La noche anterior no había dormido. Me despertaron a las dos de la mañana. Era la época dura de la llegada de los cayucos. Llegaban varias embarcaciones al día. Llegaban vivos...o muertos. Era terrible. Llegaban a cualquier hora. Yo perdí el sueño, que casi 20 años después no he recuperado.

“Mañana, puntual a las 7.00 en casa del presidente”, (trabajaba entonces con Adán Martín), “vamos a pedir amparo a la Corona, Zapatero no nos hace caso”. ZP (por cuestiones políticas) estaba dando largas a una reunión largamente pedida por una situación dramática, de muerte, y Adán, bastante cabreado, no se lo pensó dos veces.
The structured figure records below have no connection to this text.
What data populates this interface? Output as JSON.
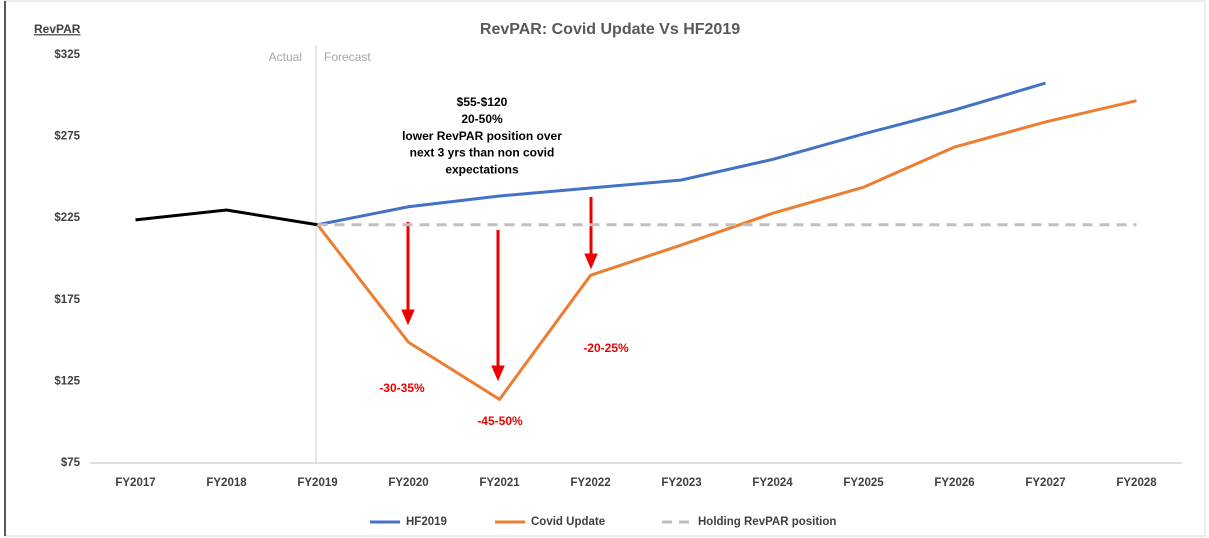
{
  "chart_data": {
    "type": "line",
    "title": "RevPAR: Covid Update Vs HF2019",
    "y_label": "RevPAR",
    "period_labels": [
      "Actual",
      "Forecast"
    ],
    "categories": [
      "FY2017",
      "FY2018",
      "FY2019",
      "FY2020",
      "FY2021",
      "FY2022",
      "FY2023",
      "FY2024",
      "FY2025",
      "FY2026",
      "FY2027",
      "FY2028"
    ],
    "series": [
      {
        "color": "#000000",
        "values": [
          224,
          230,
          221,
          null,
          null,
          null,
          null,
          null,
          null,
          null,
          null,
          null
        ]
      },
      {
        "name": "HF2019",
        "color": "#4472c4",
        "values": [
          null,
          null,
          221,
          232,
          238.6,
          243.5,
          248.4,
          261,
          276.6,
          291.3,
          307.8,
          null
        ]
      },
      {
        "name": "Covid Update",
        "color": "#ed7d31",
        "values": [
          null,
          null,
          221,
          149,
          114,
          190,
          208.6,
          228,
          244,
          268.6,
          284,
          297
        ]
      },
      {
        "name": "Holding RevPAR position",
        "color": "#bfbfbf",
        "dashed": true,
        "values": [
          null,
          null,
          221,
          221,
          221,
          221,
          221,
          221,
          221,
          221,
          221,
          221
        ]
      }
    ],
    "ylim": [
      75,
      325
    ],
    "yticks": [
      {
        "value": 75,
        "label": "$75"
      },
      {
        "value": 125,
        "label": "$125"
      },
      {
        "value": 175,
        "label": "$175"
      },
      {
        "value": 225,
        "label": "$225"
      },
      {
        "value": 275,
        "label": "$275"
      },
      {
        "value": 325,
        "label": "$325"
      }
    ],
    "annotations": [
      {
        "lines": [
          "$55-$120",
          "20-50%",
          "lower RevPAR position over",
          "next 3 yrs than non covid",
          "expectations"
        ]
      },
      {
        "text": "-30-35%"
      },
      {
        "text": "-45-50%"
      },
      {
        "text": "-20-25%"
      }
    ],
    "legend": "bottom"
  }
}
Tardaba en tomar una decisión, pero cuando la tomaba...

Volamos a Gran Canaria. Allí se produjo la llamada a Zarzuela. El Rey Juan Carlos, estaba en un acto. Quedamos a la espera y saltamos a Fuerteventura. Los días con Adán eran así: se sabía donde se comenzaba, pero no donde se acababa. Atravesábamos las Dunas de Corralejo y llegó la respuesta. Íbamos en dos coches, nosotros detrás, el presidente y su escolta Brito delante. Adán hablaba sin parar por teléfono (habitual en él) mientras Su Majestad esperaba al otro lado.
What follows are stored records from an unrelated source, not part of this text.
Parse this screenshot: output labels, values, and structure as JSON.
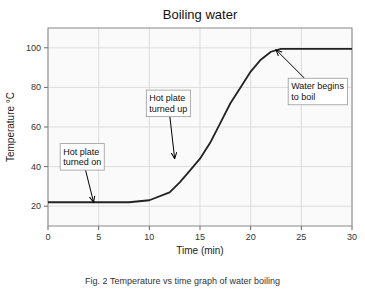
{
  "chart_data": {
    "type": "line",
    "title": "Boiling water",
    "xlabel": "Time (min)",
    "ylabel": "Temperature °C",
    "caption": "Fig. 2 Temperature vs time graph of water boiling",
    "xlim": [
      0,
      30
    ],
    "ylim": [
      10,
      110
    ],
    "xticks": [
      0,
      5,
      10,
      15,
      20,
      25,
      30
    ],
    "yticks": [
      20,
      40,
      60,
      80,
      100
    ],
    "grid": true,
    "color": "#222222",
    "x": [
      0,
      4,
      5,
      8,
      10,
      12,
      13,
      14,
      15,
      16,
      17,
      18,
      19,
      20,
      21,
      22,
      23,
      24,
      26,
      28,
      30
    ],
    "values": [
      22,
      22,
      22,
      22,
      23,
      27,
      32,
      38,
      44,
      52,
      62,
      72,
      80,
      88,
      94,
      98,
      99.5,
      99.5,
      99.5,
      99.5,
      99.5
    ],
    "annotations": [
      {
        "text": "Hot plate\nturned on",
        "xy": [
          4.5,
          22
        ],
        "xytext": [
          1.5,
          45
        ]
      },
      {
        "text": "Hot plate\nturned up",
        "xy": [
          12.5,
          44
        ],
        "xytext": [
          10.0,
          72
        ]
      },
      {
        "text": "Water begins\nto boil",
        "xy": [
          22.5,
          99
        ],
        "xytext": [
          24.0,
          78
        ]
      }
    ]
  }
}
Nos llamaron a nosotros. Le dijimos al conductor que acelerara y adelantara al vehículo del presidente. Haciendo gestos ostensibles lo hicimos parar en medio de las Dunas, con el viento rabiando y el mar encrespado, de traje y corbata, nos vimos parados ante la mirada atónita de otros conductores que debían pensar que estábamos locos.

Nos acercamos al coche de Adán, que seguía hablando por teléfono, sin atender a nuestros gestos de que colgara y a los del policía Brito, que casi le tuvo que gritar: “presidente, tengo al Rey al teléfono”, a lo que respondió, fiel a su estilo: “¿por qué no me habían avisado...? Cuando cogió el teléfono, pude oír la primera frase del monarca al otro lado: “Coño, Adán, ¿estás en la playa...? alguien debió decirle que estábamos en las Dunas...
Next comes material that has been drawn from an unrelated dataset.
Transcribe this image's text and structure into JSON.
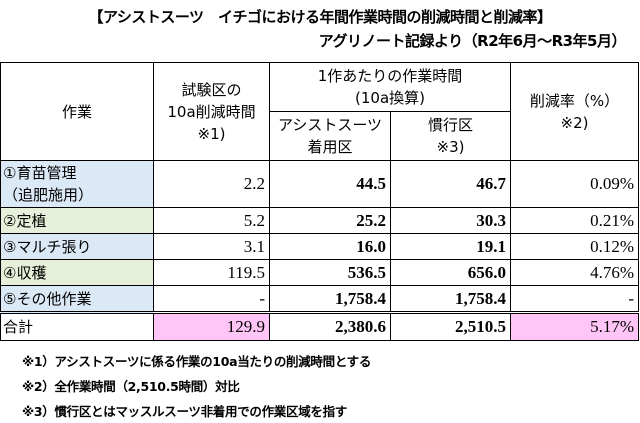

Las puertas y ventanas del coche se cerraron. Y allí quedamos mirando, con la arena ametrallándonos ojos, boca y pelo. Solo veía los gestos de un hombre enfadado. Una conversación de Presidente a Rey. Probablemente aquel día, D. Juan Carlos I comprendió, desde el medio de una carretera en las Dunas de Corralejo y escuchando en La Zarzuela, el drama de muerte que estábamos viviendo.

Cuando se abrió la puerta del coche escuchamos un lacónico: “ya está...”. Solo sé que llamaron desde Moncloa al día siguiente y se organizó la reunión. Siempre me pregunté por qué la llamada ocurrió allí, en el mismo lugar donde con frecuencia llegaban los cayucos llenos de vida...o de muerte. Cosas que tiene la vida...y La Corona.